After her death in January 1937, the novelist was buried in Saint-Raphaël, not far from the ocean she loved.

== Works ==
- Marie-Claire, with a foreword by Octave Mirbeau (1910). English translation by John N. Raphael, with an introduction by Arnold Bennett, London, Chapman & Hall, 1911, and New York, Hodder & Stoughton, 1911.
  - Audoux's first novel is the most autobiographical of the four. She describes her childhood and adolescence. The first part of the novel tells the story of her mother's death, of her father's departure, and of the nine years she spent in the orphanage of the convent Hôpital Général de Bourges. It was a dark period, made brighter however by the guiding presence of Sister Marie-Aimée. The second part of the novel takes place on the farm in Villevielle where Marie-Claire's first employers Master Sylvain and Pauline surround the young shepherdess with good-hearted affection. In the third part, Marie-Claire, now a young woman, falls in love with Henri Deslois, the brother of the farmer's wife who followed Pauline. The young man's mother forbids Marie-Claire to see her son again. Marie-Claire returns to the convent where she sees Sister Marie-Aimée before leaving again for Paris.
- L’Atelier de Marie-Claire (1920), Grasset, Les Cahiers Rouges, 1987. (Marie-Claire's Workshop)
  - The sewing shop where Marie-Claire found work is described as a big family. The owners, Mr. and Mrs. Dalignac and the workers, forced to work in factories when the sewing shop did not have enough work for them, share the same dependence on the sewing shop's demanding and stingy clients. And so the novel is both a social portrait that precisely depicts the characters of the workers as well as a series of anecdotes that keep the plot of the novel moving forward. After the death of the shop's owners, the reader doesn't know if Marie-Claire will marry Clément (Mrs. Dalignac's nephew), a man she does not love.
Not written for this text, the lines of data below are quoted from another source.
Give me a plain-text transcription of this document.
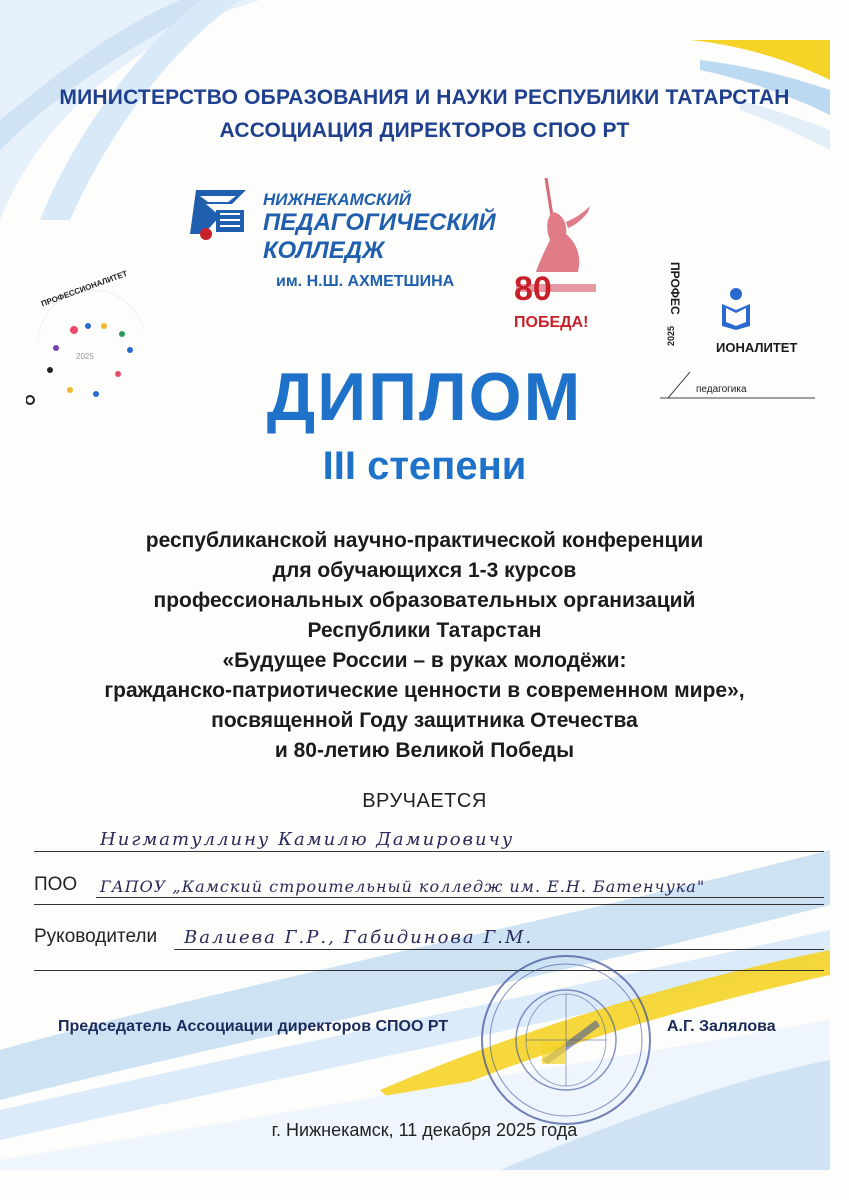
МИНИСТЕРСТВО ОБРАЗОВАНИЯ И НАУКИ РЕСПУБЛИКИ ТАТАРСТАН
АССОЦИАЦИЯ ДИРЕКТОРОВ СПОО РТ
НИЖНЕКАМСКИЙ
ПЕДАГОГИЧЕСКИЙ
КОЛЛЕДЖ
им. Н.Ш. АХМЕТШИНА 80
ПОБЕДА!
ПРОФЕССИОНАЛИТЕТ
2025
ПРОФЕС
ИОНАЛИТЕТ
2025
педагогика
ДИПЛОМ
III степени
республиканской научно-практической конференции
для обучающихся 1-3 курсов
профессиональных образовательных организаций
Республики Татарстан
«Будущее России – в руках молодёжи:
гражданско-патриотические ценности в современном мире»,
посвященной Году защитника Отечества
и 80-летию Великой Победы
ВРУЧАЕТСЯ
Нигматуллину Камилю Дамировичу
ПОО ГАПОУ „Камский строительный колледж им. Е.Н. Батенчука"
Руководители Валиева Г.Р., Габидинова Г.М.
Председатель Ассоциации директоров СПОО РТ	А.Г. Залялова
г. Нижнекамск, 11 декабря 2025 года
- De la ville au moulin, Fasquelle, 1926. (From the City to the Mill)
  - While trying to break up a fight between her parents, Annette Beauois is wounded in the hip and is left with a limp. She leaves for her uncle's mill, soon followed by her brothers and sisters that her parents entrust to her care due to their separation. At the age of twenty, she agrees to live with a friend of her brother's named Valère, who is an alcoholic and cheats on her. She leaves him while pregnant, going to Paris to give birth, but the child is stillborn. In Paris she gets back together with her family, then, after the war is over, she meets Valère again, who was severely wounded in the war. She is ready to give him a second chance.
- Douce Lumière, Grasset, 1937 (posth.) (Gentle Light)
  - Douce (Gentle) is Eglantine Lumière's nickname. Douce's mother died while giving birth to her, causing her father to kill himself out of despair, and her maternal grandfather unjustly takes out his bitterness over the affair on the young girl. Douce finds comfort in the company of her young neighbour Noël, and over the course of time, their relationship turns into love. But Douce is the victim of a vicious campaign by Noël's family to keep the lovers apart. The heroine, traumatized by her experience but remaining true to Noël's memory, goes back to Paris where she befriends her neighbour Jacques, unhappy in love and then widowed. The pair tries for love but fails. Jacques leaves for the war. When he returns he has lost his mind.